I am trying to build a multi-class classificator for 24 classes with Keras using VGG16 bottleneck features and a small fully connected model on top.
At first I was trying to follow this tutorial: https://blog.keras.io/building-powerful-image-classification-models-using-very-little-data.html adapting it to multiclass, then I got the error and tried to use this other tutorial's code: http://www.codesofinterest.com/2017/08/bottleneck-features-multi-class-classification-keras.html and got the exact same error. I cannot figure out what the problem is!
The error I get is : " ValueError: Input arrays should have the same number of samples as target arrays. Found 12768 input samples and 12782 target samples. "
Basically I have two folders, train and validation. The train folder has 52992 png images, the validation folder as 12782 png images.

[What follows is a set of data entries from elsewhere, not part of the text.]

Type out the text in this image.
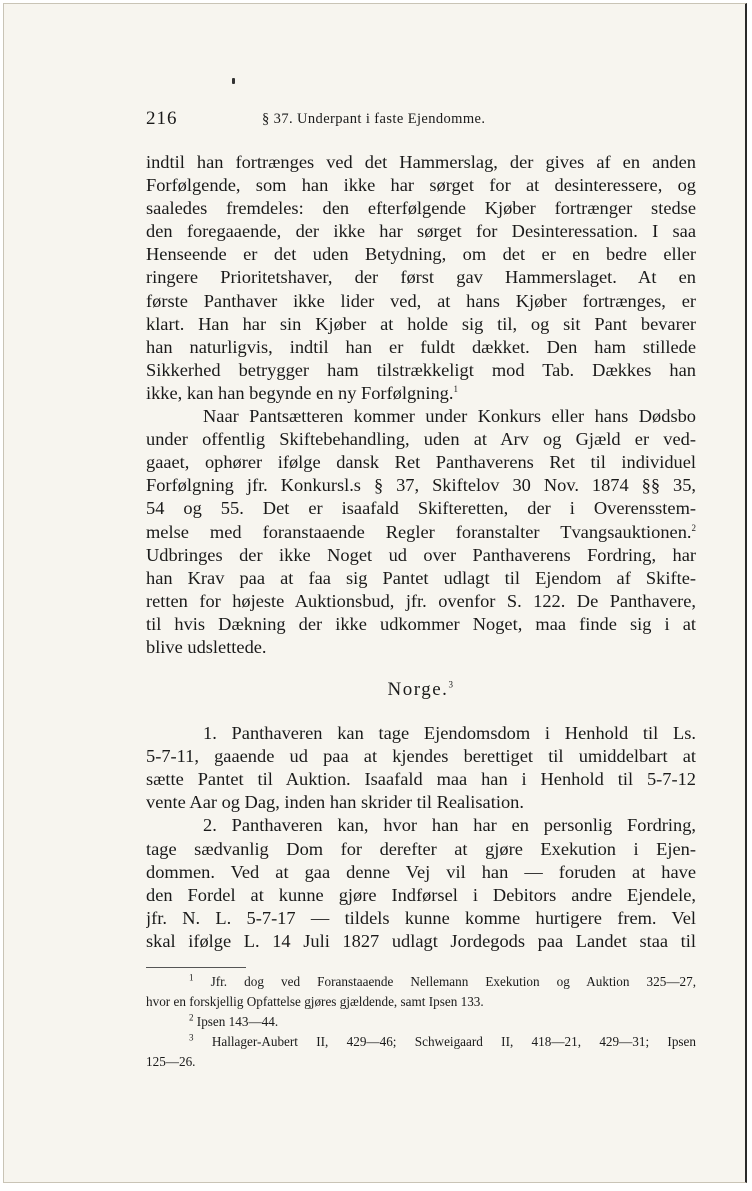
216	§ 37. Underpant i faste Ejendomme.
indtil han fortrænges ved det Hammerslag, der gives af en anden
Forfølgende, som han ikke har sørget for at desinteressere, og
saaledes fremdeles: den efterfølgende Kjøber fortrænger stedse
den foregaaende, der ikke har sørget for Desinteressation. I saa
Henseende er det uden Betydning, om det er en bedre eller
ringere Prioritetshaver, der først gav Hammerslaget. At en
første Panthaver ikke lider ved, at hans Kjøber fortrænges, er
klart. Han har sin Kjøber at holde sig til, og sit Pant bevarer
han naturligvis, indtil han er fuldt dækket. Den ham stillede
Sikkerhed betrygger ham tilstrækkeligt mod Tab. Dækkes han
ikke, kan han begynde en ny Forfølgning.$^1$
Naar Pantsætteren kommer under Konkurs eller hans Dødsbo
under offentlig Skiftebehandling, uden at Arv og Gjæld er ved-
gaaet, ophører ifølge dansk Ret Panthaverens Ret til individuel
Forfølgning jfr. Konkursl.s § 37, Skiftelov 30 Nov. 1874 §§ 35,
54 og 55. Det er isaafald Skifteretten, der i Overensstem-
melse med foranstaaende Regler foranstalter Tvangsauktionen.$^2$
Udbringes der ikke Noget ud over Panthaverens Fordring, har
han Krav paa at faa sig Pantet udlagt til Ejendom af Skifte-
retten for højeste Auktionsbud, jfr. ovenfor S. 122. De Panthavere,
til hvis Dækning der ikke udkommer Noget, maa finde sig i at
blive udslettede.
Norge.$^3$
1. Panthaveren kan tage Ejendomsdom i Henhold til Ls.
5-7-11, gaaende ud paa at kjendes berettiget til umiddelbart at
sætte Pantet til Auktion. Isaafald maa han i Henhold til 5-7-12
vente Aar og Dag, inden han skrider til Realisation.
2. Panthaveren kan, hvor han har en personlig Fordring,
tage sædvanlig Dom for derefter at gjøre Exekution i Ejen-
dommen. Ved at gaa denne Vej vil han — foruden at have
den Fordel at kunne gjøre Indførsel i Debitors andre Ejendele,
jfr. N. L. 5-7-17 — tildels kunne komme hurtigere frem. Vel
skal ifølge L. 14 Juli 1827 udlagt Jordegods paa Landet staa til
$^1$ Jfr. dog ved Foranstaaende Nellemann Exekution og Auktion 325—27,
hvor en forskjellig Opfattelse gjøres gjældende, samt Ipsen 133.
$^2$ Ipsen 143—44.
$^3$ Hallager-Aubert II, 429—46; Schweigaard II, 418—21, 429—31; Ipsen
125—26.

My batch size is 16.
Here is the code in save_bottleneck_features()
where I save the validation data (this function is called before the train_top_model()
function):
generator = datagen.flow_from_directory(
validation_data_dir,
target_size=(img_width, img_height),
batch_size=batch_size,
class_mode='categorical',
shuffle=False)
nb_validation_samples = len(generator.filenames)

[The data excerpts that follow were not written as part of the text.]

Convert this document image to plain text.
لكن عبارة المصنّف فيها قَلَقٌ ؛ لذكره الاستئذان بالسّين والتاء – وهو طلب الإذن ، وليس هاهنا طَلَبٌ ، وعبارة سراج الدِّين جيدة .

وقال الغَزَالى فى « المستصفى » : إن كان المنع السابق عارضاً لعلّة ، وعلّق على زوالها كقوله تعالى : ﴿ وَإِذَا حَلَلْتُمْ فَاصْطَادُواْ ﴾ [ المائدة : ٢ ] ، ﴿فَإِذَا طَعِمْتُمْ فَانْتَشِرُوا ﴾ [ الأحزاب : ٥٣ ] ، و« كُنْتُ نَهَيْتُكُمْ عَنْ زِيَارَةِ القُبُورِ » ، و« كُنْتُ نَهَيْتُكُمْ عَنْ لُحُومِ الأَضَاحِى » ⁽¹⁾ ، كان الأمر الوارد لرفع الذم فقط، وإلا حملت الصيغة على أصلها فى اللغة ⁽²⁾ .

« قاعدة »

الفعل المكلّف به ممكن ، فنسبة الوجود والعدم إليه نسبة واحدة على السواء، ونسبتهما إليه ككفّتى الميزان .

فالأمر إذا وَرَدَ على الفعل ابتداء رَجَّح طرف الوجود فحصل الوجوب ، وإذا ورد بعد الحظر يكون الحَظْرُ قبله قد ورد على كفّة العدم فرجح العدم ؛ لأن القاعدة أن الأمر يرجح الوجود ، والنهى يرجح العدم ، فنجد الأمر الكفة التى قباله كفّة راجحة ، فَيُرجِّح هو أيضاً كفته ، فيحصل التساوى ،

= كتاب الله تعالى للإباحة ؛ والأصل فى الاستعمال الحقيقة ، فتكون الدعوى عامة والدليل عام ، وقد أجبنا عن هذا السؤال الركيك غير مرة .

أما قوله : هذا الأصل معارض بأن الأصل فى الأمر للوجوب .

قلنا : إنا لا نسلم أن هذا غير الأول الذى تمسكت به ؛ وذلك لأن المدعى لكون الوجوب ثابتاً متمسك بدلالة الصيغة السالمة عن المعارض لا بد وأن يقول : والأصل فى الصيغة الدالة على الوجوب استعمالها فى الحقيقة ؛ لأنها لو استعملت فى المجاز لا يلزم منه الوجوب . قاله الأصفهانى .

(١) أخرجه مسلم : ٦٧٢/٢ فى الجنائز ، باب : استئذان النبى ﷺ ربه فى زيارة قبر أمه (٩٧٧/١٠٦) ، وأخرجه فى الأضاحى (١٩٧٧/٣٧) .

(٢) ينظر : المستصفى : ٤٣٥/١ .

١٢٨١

predict_size_validation = int(
math.ceil(nb_validation_samples / batch_size))
bottleneck_features_validation = model.predict_generator(
generator, predict_size_validation)
np.save('bottleneck_features_validation.npy',
bottleneck_features_validation)
And here is the code in train_top_model()
where I calculate the validation labels:
generator_top = datagen_top.flow_from_directory(
validation_data_dir,
target_size=(img_width, img_height),
batch_size=batch_size,
class_mode= 'categorical',
shuffle=False)
nb_validation_samples = len(generator_top.filenames)
validation_data = np.load('bottleneck_features_validation.npy')
validation_labels = generator_top.classes
validation_labels = np.array(
[0] * (nb_validation_samples / 2) + [1] * (nb_validation_samples / 2))
validation_labels = to_categorical(
validation_labels, num_classes=num_classes)
print predict_size_validation
prints 798
print nb_validation_samples
prints 12782
print len(validation_data)
prints 12768
print len(validation_labels)
prints 12782
Train data and train labels are calculated in the same way but they are OK.
I think that maybe the problem is with predict_size_validation
, and that 12782 is not divisible by 16.
Thank you!!!